5 November 2024 – Leading sports injury charity, Podium Analytics, has called on the Government to end the 20-year wait for the establishment of a National Sports Injury Database.
A Safety in Sport Perception Survey, published by Podium in conjunction with YouGov, has found overwhelming support for urgent reform – with 73% of respondents believing that the NHS should record whether a head injury that receives medical attention was sustained during sport.
At present, hospitals and GP surgeries have no way of automatically including this information in their recorded data. As a result, there is no record of how many head injuries are sustained through sport; how those injuries occur; which sports produce more injuries; and which demographic groups are impacted. Such data could be used to inform policy around grassroot sports, to better safeguard participants and ensure more people play more sport for longer.
Calls for a National Sports Injury Database stretch back to 2002, when Professor Dr Nick Webborn CBE, a leading sports medicine specialist, recommended to a Department for Digital, Culture, Media and Sport (DCMS) Working Group that such a UK-wide body be set up to “improve the standards of safety and medical provision for participants in organised sport”.
The issue was highlighted again in a ‘Duty of Care in Sport’ report by Baroness Tanni Grey-Thompson DBE, in 2015 and further referenced in a 2021 DCMS Select Committee Inquiry into Concussion in Sport.
Andy Hunt, CEO of Podium Analytics, said: “More than two decades have now passed since a National Sports Injury Database was first proposed. Lack of action at governmental level has resulted in a generation of lost data. This is an open goal to reduce risk and increase participation in sport – and successive governments have missed it. We hope the new Government will act now to make sport safer for future generations and we look forward to supporting them in this cause."
As well as the more accurate recording of injuries, Podium also wants to explore the feasibility of using machine learning to extract sports injury data from existing NHS medical records, where written notes recording the sporting nature of injuries are not automatically included in data.
Podium’s survey also found support for more widespread first-aid training, with 84% of respondents believing that youth sports coaches should hold a first-aid qualification. A desktop study by Podium in September found that only 40% of 167 UK National Governing Bodies (NGBs) mandate first-aid training for grassroots coaches.

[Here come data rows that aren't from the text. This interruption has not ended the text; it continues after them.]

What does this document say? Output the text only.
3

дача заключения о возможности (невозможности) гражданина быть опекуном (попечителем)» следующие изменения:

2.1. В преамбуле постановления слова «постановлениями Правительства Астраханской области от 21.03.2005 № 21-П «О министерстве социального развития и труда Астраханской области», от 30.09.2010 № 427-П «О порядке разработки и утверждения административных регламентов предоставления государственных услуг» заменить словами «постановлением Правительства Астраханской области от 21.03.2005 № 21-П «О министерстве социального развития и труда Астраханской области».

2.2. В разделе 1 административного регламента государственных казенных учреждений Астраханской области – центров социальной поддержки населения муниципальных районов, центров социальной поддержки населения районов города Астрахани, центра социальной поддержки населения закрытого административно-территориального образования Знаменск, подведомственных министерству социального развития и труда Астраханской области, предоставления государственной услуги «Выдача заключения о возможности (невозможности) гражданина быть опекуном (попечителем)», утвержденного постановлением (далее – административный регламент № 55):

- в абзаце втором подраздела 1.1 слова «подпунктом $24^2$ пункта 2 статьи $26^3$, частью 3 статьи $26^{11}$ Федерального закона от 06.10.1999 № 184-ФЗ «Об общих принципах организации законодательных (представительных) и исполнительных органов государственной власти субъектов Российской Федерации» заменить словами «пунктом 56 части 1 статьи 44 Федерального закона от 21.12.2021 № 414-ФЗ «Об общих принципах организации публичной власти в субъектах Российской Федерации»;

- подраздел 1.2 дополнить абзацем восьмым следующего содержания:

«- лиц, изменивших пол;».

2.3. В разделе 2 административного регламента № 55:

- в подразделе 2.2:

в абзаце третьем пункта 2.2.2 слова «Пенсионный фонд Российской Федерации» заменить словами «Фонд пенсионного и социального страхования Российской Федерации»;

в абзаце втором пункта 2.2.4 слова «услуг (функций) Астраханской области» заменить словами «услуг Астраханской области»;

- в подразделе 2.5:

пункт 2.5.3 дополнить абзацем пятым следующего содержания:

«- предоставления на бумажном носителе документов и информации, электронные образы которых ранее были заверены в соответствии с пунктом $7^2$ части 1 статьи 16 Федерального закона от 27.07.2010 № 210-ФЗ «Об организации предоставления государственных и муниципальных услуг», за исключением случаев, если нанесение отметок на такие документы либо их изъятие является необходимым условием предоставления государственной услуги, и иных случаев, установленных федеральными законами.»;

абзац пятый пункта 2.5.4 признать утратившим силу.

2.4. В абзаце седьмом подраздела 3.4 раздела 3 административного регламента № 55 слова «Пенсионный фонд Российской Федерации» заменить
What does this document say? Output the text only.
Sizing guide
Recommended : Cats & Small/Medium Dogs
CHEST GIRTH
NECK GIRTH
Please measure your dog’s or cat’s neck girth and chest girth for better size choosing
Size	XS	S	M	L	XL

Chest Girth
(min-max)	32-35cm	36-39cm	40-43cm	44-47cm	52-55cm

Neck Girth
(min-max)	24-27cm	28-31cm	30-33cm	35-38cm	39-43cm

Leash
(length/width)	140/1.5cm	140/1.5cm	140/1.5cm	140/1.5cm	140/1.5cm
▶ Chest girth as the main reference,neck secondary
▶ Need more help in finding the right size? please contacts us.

“NGBs have a level of responsibility to implement a basic level of training that could lead to significant improvements in safety, public trust and overall health outcomes in sports participation,” added Hunt.
Podium also found widespread backing for mental health training among grassroots sports coaches. 72% of respondents said that youth coaches should be trained to raise awareness of the mental benefits of sport, while 68% said coaches should be trained to support youth mental health.